📚 Stanford CS336: Language Modeling from Scratch9 / 17

Stanford CS336 Language Modeling from Scratch | Spring 2025 | Lecture 9: Scaling Laws 1

Intermediate

Stanford Online

Key Summary

•Scaling laws are empirical rules that show how a model’s loss (error) drops as you grow model size, data, or compute. They take a power-law form: Loss = A × N^(-α), where N can be parameters, data tokens, or compute, and α is the scaling exponent. This lets us predict how bigger models might perform without training them.
•The 2020 Kaplan et al. study trained many GPT-2–style models and found neat power-law fits for three knobs: model size (parameters), data size (tokens), and compute (FLOPs). The exponents they reported were roughly α_params ≈ 0.076, α_data ≈ 0.074, and α_compute ≈ 0.069. These similar exponents suggest model size and data are about equally useful for improving loss.
•A key insight is that loss vs. scale looks like a straight line on a log-log plot, which is the signature of a power law. You can fit a line to log(loss) vs. log(N) and the slope gives you the exponent (up to a sign). This simple procedure turns messy training results into a clear predictive model.
•Hoffmann et al. (2022) studied the best way to spend a fixed compute budget, called compute-optimal scaling. They used the relation C ∝ N × D (compute ~ parameters × tokens) and found that you should grow model size and data together. With more compute, both the best N and D increase roughly in proportion to the square root of C in this simplified view.
•Compute-optimal scaling explains why just making a giant model without enough data wastes compute (overfitting), and using too much data for a tiny model underuses compute (underfitting capacity). There’s a sweet spot for each compute budget. Picking N and D well can save time and money while improving performance.
•Why do scaling laws appear? Learning curves often follow a power law with steps T: loss ∝ T^(−β). Combine this with compute C ∝ N × T, and you get loss ∝ C^(−β/(1+β)), another power law.

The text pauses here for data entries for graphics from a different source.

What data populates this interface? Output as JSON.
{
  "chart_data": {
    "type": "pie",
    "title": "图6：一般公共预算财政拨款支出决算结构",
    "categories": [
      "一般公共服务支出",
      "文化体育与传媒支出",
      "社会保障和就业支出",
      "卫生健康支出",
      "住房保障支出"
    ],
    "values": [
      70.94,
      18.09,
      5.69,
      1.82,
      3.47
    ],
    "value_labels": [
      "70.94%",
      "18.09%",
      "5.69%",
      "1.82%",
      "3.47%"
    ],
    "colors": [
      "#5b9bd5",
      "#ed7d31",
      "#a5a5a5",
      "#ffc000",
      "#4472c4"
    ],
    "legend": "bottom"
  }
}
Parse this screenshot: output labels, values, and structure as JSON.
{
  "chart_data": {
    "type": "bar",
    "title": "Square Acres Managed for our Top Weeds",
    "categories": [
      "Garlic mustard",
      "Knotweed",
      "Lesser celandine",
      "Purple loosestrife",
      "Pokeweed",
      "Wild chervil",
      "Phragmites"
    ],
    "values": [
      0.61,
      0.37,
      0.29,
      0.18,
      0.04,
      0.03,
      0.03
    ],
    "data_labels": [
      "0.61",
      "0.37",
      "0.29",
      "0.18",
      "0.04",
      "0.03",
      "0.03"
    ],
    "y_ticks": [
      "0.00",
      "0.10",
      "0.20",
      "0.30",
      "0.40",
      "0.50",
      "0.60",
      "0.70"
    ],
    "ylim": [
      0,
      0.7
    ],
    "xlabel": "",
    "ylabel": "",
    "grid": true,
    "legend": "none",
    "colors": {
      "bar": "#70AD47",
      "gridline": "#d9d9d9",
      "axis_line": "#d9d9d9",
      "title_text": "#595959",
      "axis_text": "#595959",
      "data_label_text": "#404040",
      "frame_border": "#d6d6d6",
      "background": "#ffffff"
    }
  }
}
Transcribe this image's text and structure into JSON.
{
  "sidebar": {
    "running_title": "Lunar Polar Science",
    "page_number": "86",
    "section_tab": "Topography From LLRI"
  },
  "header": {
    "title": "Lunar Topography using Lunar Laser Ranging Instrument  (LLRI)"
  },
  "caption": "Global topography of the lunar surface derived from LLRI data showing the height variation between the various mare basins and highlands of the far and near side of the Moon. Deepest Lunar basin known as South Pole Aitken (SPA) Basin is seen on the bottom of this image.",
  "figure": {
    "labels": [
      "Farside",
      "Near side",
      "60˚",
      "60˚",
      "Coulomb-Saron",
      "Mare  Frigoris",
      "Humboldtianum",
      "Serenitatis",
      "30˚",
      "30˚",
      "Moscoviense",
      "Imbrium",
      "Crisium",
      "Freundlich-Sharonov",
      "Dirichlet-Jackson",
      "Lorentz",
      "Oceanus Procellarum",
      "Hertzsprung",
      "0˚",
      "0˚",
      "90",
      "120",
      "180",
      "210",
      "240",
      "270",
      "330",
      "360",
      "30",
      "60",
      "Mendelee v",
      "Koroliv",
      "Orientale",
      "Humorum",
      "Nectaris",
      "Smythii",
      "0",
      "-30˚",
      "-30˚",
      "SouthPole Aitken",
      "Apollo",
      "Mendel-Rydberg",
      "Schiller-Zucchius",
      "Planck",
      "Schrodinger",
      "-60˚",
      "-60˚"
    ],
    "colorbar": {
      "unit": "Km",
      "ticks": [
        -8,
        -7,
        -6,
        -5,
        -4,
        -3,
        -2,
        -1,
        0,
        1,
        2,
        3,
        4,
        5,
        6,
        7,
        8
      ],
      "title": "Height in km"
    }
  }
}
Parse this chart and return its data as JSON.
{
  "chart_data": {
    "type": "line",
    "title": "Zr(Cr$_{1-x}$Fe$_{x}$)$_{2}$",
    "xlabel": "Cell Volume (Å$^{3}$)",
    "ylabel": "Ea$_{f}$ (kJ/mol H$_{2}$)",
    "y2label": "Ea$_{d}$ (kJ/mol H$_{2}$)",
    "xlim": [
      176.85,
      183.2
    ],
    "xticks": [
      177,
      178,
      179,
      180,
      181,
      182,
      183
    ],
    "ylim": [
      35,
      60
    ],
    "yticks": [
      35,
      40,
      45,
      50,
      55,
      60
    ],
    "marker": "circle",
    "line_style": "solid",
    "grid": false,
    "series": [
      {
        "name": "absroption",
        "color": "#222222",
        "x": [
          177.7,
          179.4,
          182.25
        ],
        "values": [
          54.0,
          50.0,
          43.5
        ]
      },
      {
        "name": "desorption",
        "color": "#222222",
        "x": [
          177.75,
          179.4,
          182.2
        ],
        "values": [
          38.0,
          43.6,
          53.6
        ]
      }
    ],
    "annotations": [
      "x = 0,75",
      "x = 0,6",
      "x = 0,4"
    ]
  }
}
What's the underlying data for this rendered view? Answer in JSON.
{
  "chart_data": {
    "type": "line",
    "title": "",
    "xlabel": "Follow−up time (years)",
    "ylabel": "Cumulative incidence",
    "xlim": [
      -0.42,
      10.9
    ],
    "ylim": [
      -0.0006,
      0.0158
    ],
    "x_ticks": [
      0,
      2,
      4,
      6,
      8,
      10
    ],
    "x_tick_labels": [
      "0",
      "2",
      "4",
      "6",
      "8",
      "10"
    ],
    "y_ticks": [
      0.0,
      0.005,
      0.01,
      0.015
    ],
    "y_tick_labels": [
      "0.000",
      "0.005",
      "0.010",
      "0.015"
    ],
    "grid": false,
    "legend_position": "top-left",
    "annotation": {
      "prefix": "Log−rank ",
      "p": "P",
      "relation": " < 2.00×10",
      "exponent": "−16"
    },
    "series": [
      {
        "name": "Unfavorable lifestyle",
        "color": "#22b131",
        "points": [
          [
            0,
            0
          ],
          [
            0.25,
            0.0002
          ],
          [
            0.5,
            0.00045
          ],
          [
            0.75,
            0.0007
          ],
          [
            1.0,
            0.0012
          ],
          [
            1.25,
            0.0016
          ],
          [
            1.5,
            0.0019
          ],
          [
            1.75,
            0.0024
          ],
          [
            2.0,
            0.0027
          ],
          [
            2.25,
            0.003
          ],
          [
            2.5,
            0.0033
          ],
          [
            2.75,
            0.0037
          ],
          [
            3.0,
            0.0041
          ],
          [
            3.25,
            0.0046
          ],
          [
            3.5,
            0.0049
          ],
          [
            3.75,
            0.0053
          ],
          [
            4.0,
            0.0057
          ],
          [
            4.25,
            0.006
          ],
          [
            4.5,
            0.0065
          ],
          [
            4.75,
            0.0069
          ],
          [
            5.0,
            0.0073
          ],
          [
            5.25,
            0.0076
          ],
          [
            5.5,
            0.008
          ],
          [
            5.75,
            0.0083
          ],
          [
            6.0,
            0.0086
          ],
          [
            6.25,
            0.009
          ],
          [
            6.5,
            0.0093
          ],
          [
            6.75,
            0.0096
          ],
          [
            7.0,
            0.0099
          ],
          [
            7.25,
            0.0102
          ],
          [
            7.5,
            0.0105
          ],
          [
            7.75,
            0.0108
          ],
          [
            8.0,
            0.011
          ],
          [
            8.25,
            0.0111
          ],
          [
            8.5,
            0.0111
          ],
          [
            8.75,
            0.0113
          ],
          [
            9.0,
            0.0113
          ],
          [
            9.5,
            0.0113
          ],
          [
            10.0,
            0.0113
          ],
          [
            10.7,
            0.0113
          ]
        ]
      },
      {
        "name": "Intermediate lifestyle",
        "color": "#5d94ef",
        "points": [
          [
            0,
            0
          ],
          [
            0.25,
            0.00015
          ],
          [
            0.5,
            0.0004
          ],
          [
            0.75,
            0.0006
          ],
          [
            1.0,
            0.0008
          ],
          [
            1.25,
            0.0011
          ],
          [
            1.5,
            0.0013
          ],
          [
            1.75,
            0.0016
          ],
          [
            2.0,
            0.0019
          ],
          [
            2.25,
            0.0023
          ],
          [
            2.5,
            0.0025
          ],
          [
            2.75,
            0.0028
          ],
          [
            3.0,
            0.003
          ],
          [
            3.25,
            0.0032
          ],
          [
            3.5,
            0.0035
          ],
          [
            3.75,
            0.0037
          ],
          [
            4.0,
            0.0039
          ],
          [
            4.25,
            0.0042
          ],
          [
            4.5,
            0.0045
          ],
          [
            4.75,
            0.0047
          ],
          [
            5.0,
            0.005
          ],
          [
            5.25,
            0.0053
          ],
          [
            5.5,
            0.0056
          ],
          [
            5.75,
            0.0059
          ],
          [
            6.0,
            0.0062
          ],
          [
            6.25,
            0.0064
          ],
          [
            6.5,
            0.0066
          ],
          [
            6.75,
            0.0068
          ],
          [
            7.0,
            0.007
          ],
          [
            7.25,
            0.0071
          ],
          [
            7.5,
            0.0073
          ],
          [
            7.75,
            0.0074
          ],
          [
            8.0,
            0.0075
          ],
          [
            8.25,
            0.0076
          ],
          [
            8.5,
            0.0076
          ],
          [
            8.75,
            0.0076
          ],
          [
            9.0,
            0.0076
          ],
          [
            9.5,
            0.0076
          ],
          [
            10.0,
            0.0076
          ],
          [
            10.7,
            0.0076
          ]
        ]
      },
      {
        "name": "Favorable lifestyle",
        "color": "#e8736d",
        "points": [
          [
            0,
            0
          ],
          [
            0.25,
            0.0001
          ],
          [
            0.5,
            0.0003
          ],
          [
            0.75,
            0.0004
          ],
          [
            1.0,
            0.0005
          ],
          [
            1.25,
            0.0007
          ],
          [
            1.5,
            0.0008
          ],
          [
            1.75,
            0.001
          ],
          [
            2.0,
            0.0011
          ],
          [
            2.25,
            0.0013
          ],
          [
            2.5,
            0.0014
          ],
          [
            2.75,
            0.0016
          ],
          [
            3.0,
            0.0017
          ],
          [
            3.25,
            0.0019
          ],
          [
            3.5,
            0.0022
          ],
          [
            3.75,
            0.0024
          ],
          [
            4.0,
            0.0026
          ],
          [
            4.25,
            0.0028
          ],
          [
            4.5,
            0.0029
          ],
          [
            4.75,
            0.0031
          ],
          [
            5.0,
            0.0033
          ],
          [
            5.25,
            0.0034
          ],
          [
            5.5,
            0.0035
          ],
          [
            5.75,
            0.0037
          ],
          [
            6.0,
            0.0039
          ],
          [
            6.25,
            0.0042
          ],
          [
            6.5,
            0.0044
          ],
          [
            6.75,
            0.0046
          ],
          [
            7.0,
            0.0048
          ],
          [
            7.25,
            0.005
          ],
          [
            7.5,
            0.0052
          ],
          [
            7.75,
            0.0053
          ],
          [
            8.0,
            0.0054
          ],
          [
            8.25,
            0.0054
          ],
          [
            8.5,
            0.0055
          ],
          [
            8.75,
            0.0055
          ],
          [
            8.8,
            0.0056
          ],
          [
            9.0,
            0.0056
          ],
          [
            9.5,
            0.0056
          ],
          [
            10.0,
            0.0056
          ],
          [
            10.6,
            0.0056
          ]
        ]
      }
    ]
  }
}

Intuitively, this reflects diminishing returns: each extra batch helps a bit less than the last.

Why This Lecture Matters

Scaling laws turn large-model development from an expensive guessing game into a predictable engineering process. For ML engineers, researchers, and product teams, they provide a compact formula to forecast the returns from increasing parameters, data, or compute. This helps set realistic budgets, timelines, and goals, especially when training runs can cost millions of dollars. With compute-optimal scaling, you can choose the best mix of model size and data for a fixed compute budget, avoiding wasteful runs that either overfit or underutilize capacity. In real projects, leaders need to justify investments and plan infra. Scaling laws quantify expected gains (e.g., around 5% loss reduction per doubling at today’s exponents), allowing teams to prioritize between collecting more clean data or engineering larger models. They also guide validation protocols—keeping tokenization and datasets consistent—so improvements are attributable to scale rather than setup changes. For applied scientists, scaling laws suggest when to stop: if marginal gains fall below a threshold, it may be time to improve data quality or algorithms instead of just scaling. Career-wise, understanding scaling laws is now core literacy for professionals building or deploying LLMs. It shows you can reason about trade-offs, avoid costly mistakes, and communicate with stakeholders in concrete, quantitative terms. In an industry where models and datasets grow rapidly, scaling literacy helps you stay efficient and competitive. It’s a lens to make smarter decisions in research exploration, infrastructure design, and product planning.

Lecture Summary

Tap terms for definitions

01Overview

This lecture explains scaling laws for large language models (LLMs): simple empirical rules that show how a model’s error (loss) shrinks as you increase model size (number of parameters), data size (number of training tokens), or compute (amount of floating-point operations). Scaling laws are valuable because they let you predict the performance of models you haven’t trained yet. In 2020, before these laws were widely known, training a much bigger model was a costly guess. Now it is more scientific: by fitting a power law to smaller models, you can project to larger ones with surprising accuracy.

The lecture focuses on three pillars. First, the general form: loss = A × N^(−α), where N stands for the scale you’re changing (parameters, data, or compute), A is a constant, and α is the scaling exponent. Second, major empirical results: Kaplan et al. (2020) showed that loss follows power laws for parameters, data, and compute with similar exponents (around 0.07–0.08), and Hoffmann et al. (2022) introduced compute-optimal scaling to choose the best mix of model size and data for a fixed compute budget using C ∝ N × D. Third, basic theory: learning curves often follow a power law in training steps and, when combined with compute relations, naturally produce scaling laws. The lecture also outlines important limitations: emergence at large scales, data quality, and architecture dependence can bend or break simple power-law predictions.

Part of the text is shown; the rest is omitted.